La poesía es la reina de las artes: trabaja con la palabra, el más enérgico instrumento de representación conocido. Ninguna otra manifestación artística puede trasmitir el ancho espectro que la poesía transfiere, gracias precisamente al asombroso vehículo que emplea. El poder representacional de la palabra incluye productivamente cada uno de los analizadores, y en el cultivo de cada uno de ellos ha alcanzado cumbres de plasmación, y es capaz de instaurar nuevos vínculos entre estos analizadores, penetrando con eficacia en zonas muy difíciles de la realidad, vedadas para otras artes. Bien sabe el poeta que la palabra resulta realmente limitada ante el vivísimo racimo de imágenes, altamente móviles, impregnadas de emoción y pensamiento, que atraviesan vertiginosas el ojo interior de la memoria y el sueño. Bien sabe que esas palabras pertenecen a los idiomas respectivos, y que las aduanas lingüísticas reducirán drásticamente el número de participantes en el acto supremo de la comunicación. Pero a pesar de ello, la poesía ofrece una plétora informativa portentosa de carácter especial, que explora con velocidad y validez zonas totalmente desconocidas de la realidad y el espíritu. La poesía domina fabulosamente el mundo interior, la inefable patria de lo subjetivo permanente.
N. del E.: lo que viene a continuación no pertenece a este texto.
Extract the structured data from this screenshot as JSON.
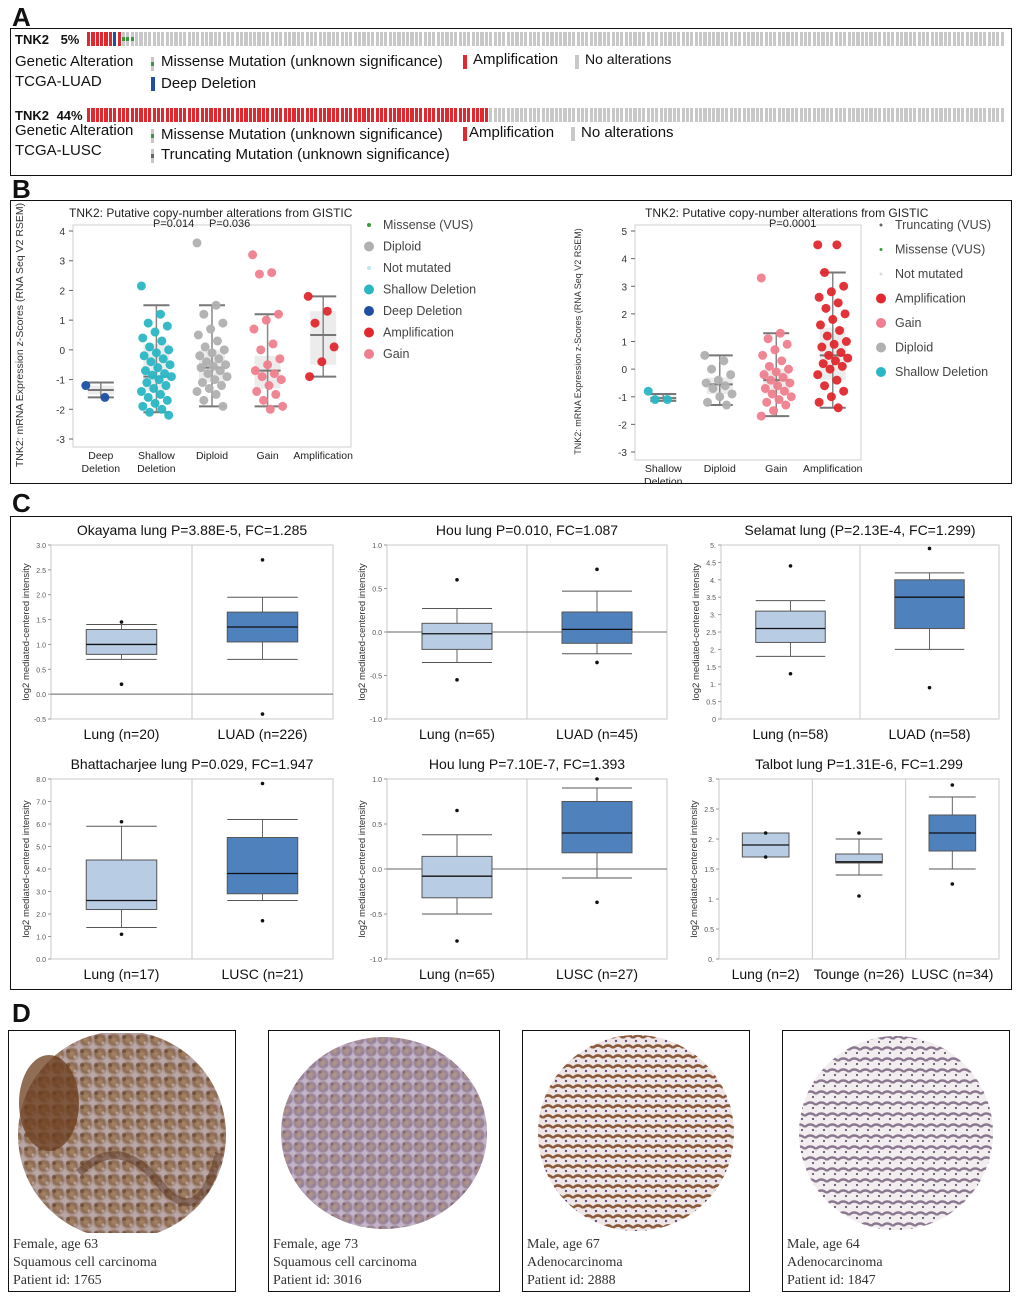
{
  "panels": {
    "a": "A",
    "b": "B",
    "c": "C",
    "d": "D"
  },
  "colors": {
    "amplification": "#e0282e",
    "deep_deletion": "#1f4fa3",
    "missense": "#3a9a3a",
    "truncating": "#666666",
    "no_alteration": "#c8c8c8",
    "box_light": "#b8cce4",
    "box_dark": "#4f81bd",
    "shallow": "#2ab7c4",
    "diploid": "#b0b0b0",
    "gain": "#ef7f8e",
    "deep_del_dot": "#1f4fa3"
  },
  "panel_a": {
    "luad": {
      "gene": "TNK2",
      "pct": "5%",
      "row_label": "Genetic Alteration",
      "study": "TCGA-LUAD",
      "legend": [
        "Missense Mutation (unknown significance)",
        "Amplification",
        "No alterations",
        "Deep Deletion"
      ],
      "altered_fraction": 0.05
    },
    "lusc": {
      "gene": "TNK2",
      "pct": "44%",
      "row_label": "Genetic Alteration",
      "study": "TCGA-LUSC",
      "legend": [
        "Missense Mutation (unknown significance)",
        "Amplification",
        "No alterations",
        "Truncating Mutation (unknown significance)"
      ],
      "altered_fraction": 0.44
    }
  },
  "chart_data": [
    {
      "type": "scatter",
      "panel": "B-left",
      "title": "TNK2: Putative copy-number alterations from GISTIC",
      "ylabel": "TNK2: mRNA Expression z-Scores (RNA Seq V2 RSEM)",
      "categories": [
        "Deep Deletion",
        "Shallow Deletion",
        "Diploid",
        "Gain",
        "Amplification"
      ],
      "ylim": [
        -3,
        4
      ],
      "yticks": [
        -3,
        -2,
        -1,
        0,
        1,
        2,
        3,
        4
      ],
      "pvalues": [
        "P=0.014",
        "P=0.036"
      ],
      "legend": [
        "Missense (VUS)",
        "Diploid",
        "Not mutated",
        "Shallow Deletion",
        "Deep Deletion",
        "Amplification",
        "Gain"
      ],
      "boxes": [
        {
          "q1": -1.5,
          "med": -1.35,
          "q3": -1.2,
          "lo": -1.6,
          "hi": -1.1
        },
        {
          "q1": -1.4,
          "med": -0.9,
          "q3": 0.2,
          "lo": -2.1,
          "hi": 1.5
        },
        {
          "q1": -1.1,
          "med": -0.6,
          "q3": 0.0,
          "lo": -1.9,
          "hi": 1.5
        },
        {
          "q1": -1.3,
          "med": -0.7,
          "q3": -0.2,
          "lo": -1.9,
          "hi": 1.2
        },
        {
          "q1": -0.5,
          "med": 0.5,
          "q3": 1.3,
          "lo": -0.9,
          "hi": 1.8
        }
      ],
      "points": [
        [
          -1.2,
          -1.6
        ],
        [
          2.15,
          1.2,
          0.9,
          0.8,
          0.6,
          0.4,
          0.3,
          0.1,
          0.0,
          -0.1,
          -0.2,
          -0.3,
          -0.4,
          -0.5,
          -0.6,
          -0.7,
          -0.8,
          -0.85,
          -0.9,
          -1.0,
          -1.1,
          -1.2,
          -1.3,
          -1.4,
          -1.5,
          -1.6,
          -1.7,
          -1.8,
          -1.9,
          -2.0,
          -2.1,
          -2.2
        ],
        [
          3.6,
          1.5,
          1.2,
          0.9,
          0.7,
          0.5,
          0.3,
          0.1,
          0.0,
          -0.1,
          -0.2,
          -0.3,
          -0.4,
          -0.5,
          -0.55,
          -0.6,
          -0.7,
          -0.8,
          -0.9,
          -1.0,
          -1.1,
          -1.2,
          -1.3,
          -1.4,
          -1.5,
          -1.7,
          -1.9
        ],
        [
          3.2,
          2.6,
          2.55,
          1.2,
          1.0,
          0.7,
          0.2,
          0.0,
          -0.3,
          -0.5,
          -0.7,
          -0.8,
          -0.9,
          -1.0,
          -1.2,
          -1.4,
          -1.5,
          -1.7,
          -1.9,
          -2.0
        ],
        [
          1.8,
          1.3,
          0.9,
          0.1,
          -0.4,
          -0.9
        ]
      ]
    },
    {
      "type": "scatter",
      "panel": "B-right",
      "title": "TNK2: Putative copy-number alterations from GISTIC",
      "ylabel": "TNK2: mRNA Expression z-Scores (RNA Seq V2 RSEM)",
      "categories": [
        "Shallow Deletion",
        "Diploid",
        "Gain",
        "Amplification"
      ],
      "ylim": [
        -3,
        5
      ],
      "yticks": [
        -3,
        -2,
        -1,
        0,
        1,
        2,
        3,
        4,
        5
      ],
      "pvalues": [
        "P=0.0001"
      ],
      "legend": [
        "Truncating (VUS)",
        "Missense (VUS)",
        "Not mutated",
        "Amplification",
        "Gain",
        "Diploid",
        "Shallow Deletion"
      ],
      "boxes": [
        {
          "q1": -1.15,
          "med": -1.05,
          "q3": -0.95,
          "lo": -1.15,
          "hi": -0.9
        },
        {
          "q1": -0.9,
          "med": -0.55,
          "q3": -0.3,
          "lo": -1.3,
          "hi": 0.5
        },
        {
          "q1": -0.9,
          "med": -0.4,
          "q3": 0.0,
          "lo": -1.7,
          "hi": 1.3
        },
        {
          "q1": -0.4,
          "med": 0.5,
          "q3": 1.5,
          "lo": -1.4,
          "hi": 3.5
        }
      ],
      "points": [
        [
          -0.8,
          -1.1,
          -1.1
        ],
        [
          0.5,
          0.3,
          0.0,
          -0.2,
          -0.4,
          -0.5,
          -0.6,
          -0.7,
          -0.9,
          -1.0,
          -1.2,
          -1.3
        ],
        [
          3.3,
          1.3,
          1.1,
          0.9,
          0.7,
          0.5,
          0.3,
          0.1,
          0.0,
          -0.1,
          -0.2,
          -0.3,
          -0.4,
          -0.5,
          -0.6,
          -0.7,
          -0.8,
          -0.9,
          -1.0,
          -1.1,
          -1.2,
          -1.3,
          -1.5,
          -1.7
        ],
        [
          4.5,
          4.5,
          3.5,
          3.0,
          2.8,
          2.6,
          2.4,
          2.2,
          2.0,
          1.8,
          1.6,
          1.4,
          1.2,
          1.0,
          0.9,
          0.8,
          0.6,
          0.5,
          0.4,
          0.3,
          0.2,
          0.1,
          0.0,
          -0.2,
          -0.4,
          -0.6,
          -0.8,
          -1.0,
          -1.2,
          -1.4
        ]
      ]
    },
    {
      "type": "box",
      "panel": "C-1",
      "title": "Okayama lung P=3.88E-5, FC=1.285",
      "ylabel": "log2 mediated-centered intensity",
      "categories": [
        "Lung (n=20)",
        "LUAD (n=226)"
      ],
      "ylim": [
        -0.5,
        3.0
      ],
      "yticks": [
        "-0.5",
        "0.0",
        "0.5",
        "1.0",
        "1.5",
        "2.0",
        "2.5",
        "3.0"
      ],
      "ref": 0.0,
      "boxes": [
        {
          "q1": 0.8,
          "med": 1.0,
          "q3": 1.3,
          "lo": 0.7,
          "hi": 1.4,
          "out": [
            1.45,
            0.2
          ]
        },
        {
          "q1": 1.05,
          "med": 1.35,
          "q3": 1.65,
          "lo": 0.7,
          "hi": 1.95,
          "out": [
            2.7,
            -0.4
          ]
        }
      ]
    },
    {
      "type": "box",
      "panel": "C-2",
      "title": "Hou lung P=0.010, FC=1.087",
      "ylabel": "log2 mediated-centered intensity",
      "categories": [
        "Lung (n=65)",
        "LUAD (n=45)"
      ],
      "ylim": [
        -1.0,
        1.0
      ],
      "yticks": [
        "-1.0",
        "-0.5",
        "0.0",
        "0.5",
        "1.0"
      ],
      "ref": 0.0,
      "boxes": [
        {
          "q1": -0.2,
          "med": -0.02,
          "q3": 0.1,
          "lo": -0.35,
          "hi": 0.27,
          "out": [
            0.6,
            -0.55
          ]
        },
        {
          "q1": -0.13,
          "med": 0.03,
          "q3": 0.23,
          "lo": -0.25,
          "hi": 0.47,
          "out": [
            0.72,
            -0.35
          ]
        }
      ]
    },
    {
      "type": "box",
      "panel": "C-3",
      "title": "Selamat lung (P=2.13E-4, FC=1.299)",
      "ylabel": "log2 mediated-centered intensity",
      "categories": [
        "Lung (n=58)",
        "LUAD (n=58)"
      ],
      "ylim": [
        0,
        5
      ],
      "yticks": [
        "0",
        "0.5",
        "1.",
        "1.5",
        "2.",
        "2.5",
        "3.",
        "3.5",
        "4.",
        "4.5",
        "5."
      ],
      "ref": null,
      "boxes": [
        {
          "q1": 2.2,
          "med": 2.6,
          "q3": 3.1,
          "lo": 1.8,
          "hi": 3.4,
          "out": [
            4.4,
            1.3
          ]
        },
        {
          "q1": 2.6,
          "med": 3.5,
          "q3": 4.0,
          "lo": 2.0,
          "hi": 4.2,
          "out": [
            4.9,
            0.9
          ]
        }
      ]
    },
    {
      "type": "box",
      "panel": "C-4",
      "title": "Bhattacharjee lung P=0.029, FC=1.947",
      "ylabel": "log2 mediated-centered intensity",
      "categories": [
        "Lung (n=17)",
        "LUSC (n=21)"
      ],
      "ylim": [
        0,
        8
      ],
      "yticks": [
        "0.0",
        "1.0",
        "2.0",
        "3.0",
        "4.0",
        "5.0",
        "6.0",
        "7.0",
        "8.0"
      ],
      "ref": null,
      "boxes": [
        {
          "q1": 2.2,
          "med": 2.6,
          "q3": 4.4,
          "lo": 1.4,
          "hi": 5.9,
          "out": [
            6.1,
            1.1
          ]
        },
        {
          "q1": 2.9,
          "med": 3.8,
          "q3": 5.4,
          "lo": 2.6,
          "hi": 6.2,
          "out": [
            7.8,
            1.7
          ]
        }
      ]
    },
    {
      "type": "box",
      "panel": "C-5",
      "title": "Hou lung P=7.10E-7, FC=1.393",
      "ylabel": "log2 mediated-centered intensity",
      "categories": [
        "Lung (n=65)",
        "LUSC (n=27)"
      ],
      "ylim": [
        -1.0,
        1.0
      ],
      "yticks": [
        "-1.0",
        "-0.5",
        "0.0",
        "0.5",
        "1.0"
      ],
      "ref": 0.0,
      "boxes": [
        {
          "q1": -0.32,
          "med": -0.08,
          "q3": 0.14,
          "lo": -0.5,
          "hi": 0.38,
          "out": [
            0.65,
            -0.8
          ]
        },
        {
          "q1": 0.18,
          "med": 0.4,
          "q3": 0.75,
          "lo": -0.1,
          "hi": 0.9,
          "out": [
            1.0,
            -0.37
          ]
        }
      ]
    },
    {
      "type": "box",
      "panel": "C-6",
      "title": "Talbot lung P=1.31E-6, FC=1.299",
      "ylabel": "log2 mediated-centered intensity",
      "categories": [
        "Lung (n=2)",
        "Tounge (n=26)",
        "LUSC (n=34)"
      ],
      "ylim": [
        0,
        3
      ],
      "yticks": [
        "0.",
        "0.5",
        "1.",
        "1.5",
        "2.",
        "2.5",
        "3."
      ],
      "ref": null,
      "boxes": [
        {
          "q1": 1.7,
          "med": 1.9,
          "q3": 2.1,
          "lo": 1.7,
          "hi": 2.1,
          "out": [
            2.1,
            1.7
          ]
        },
        {
          "q1": 1.6,
          "med": 1.62,
          "q3": 1.75,
          "lo": 1.4,
          "hi": 2.0,
          "out": [
            2.1,
            1.05
          ]
        },
        {
          "q1": 1.8,
          "med": 2.1,
          "q3": 2.4,
          "lo": 1.5,
          "hi": 2.7,
          "out": [
            2.9,
            1.25
          ]
        }
      ]
    }
  ],
  "panel_d": [
    {
      "line1": "Female, age 63",
      "line2": "Squamous cell carcinoma",
      "line3": "Patient id: 1765",
      "stain": "squamous-dark"
    },
    {
      "line1": "Female, age 73",
      "line2": "Squamous cell carcinoma",
      "line3": "Patient id: 3016",
      "stain": "squamous-medium"
    },
    {
      "line1": "Male, age 67",
      "line2": "Adenocarcinoma",
      "line3": "Patient id: 2888",
      "stain": "adeno-dark"
    },
    {
      "line1": "Male, age 64",
      "line2": "Adenocarcinoma",
      "line3": "Patient id: 1847",
      "stain": "adeno-light"
    }
  ]
}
Todo lo plasma a través del mundo interior, todo lo convierte en simultaneidad viva, a pesar de que los lenguajes son secuenciales: todo lo vuelve presente eterno, a pesar de que los lenguajes son cadenas temporales. Todo lo convierte en imagen profunda del sujeto, y de las relaciones del sujeto con los planos de lo que existe dentro y fuera, factual o probablemente. La poesía pinta, esculpe, danza, sinfoniza, filma, asocia, sacude, conmueve, interviene con explosiva síntesis en la médula recóndita de sus receptores.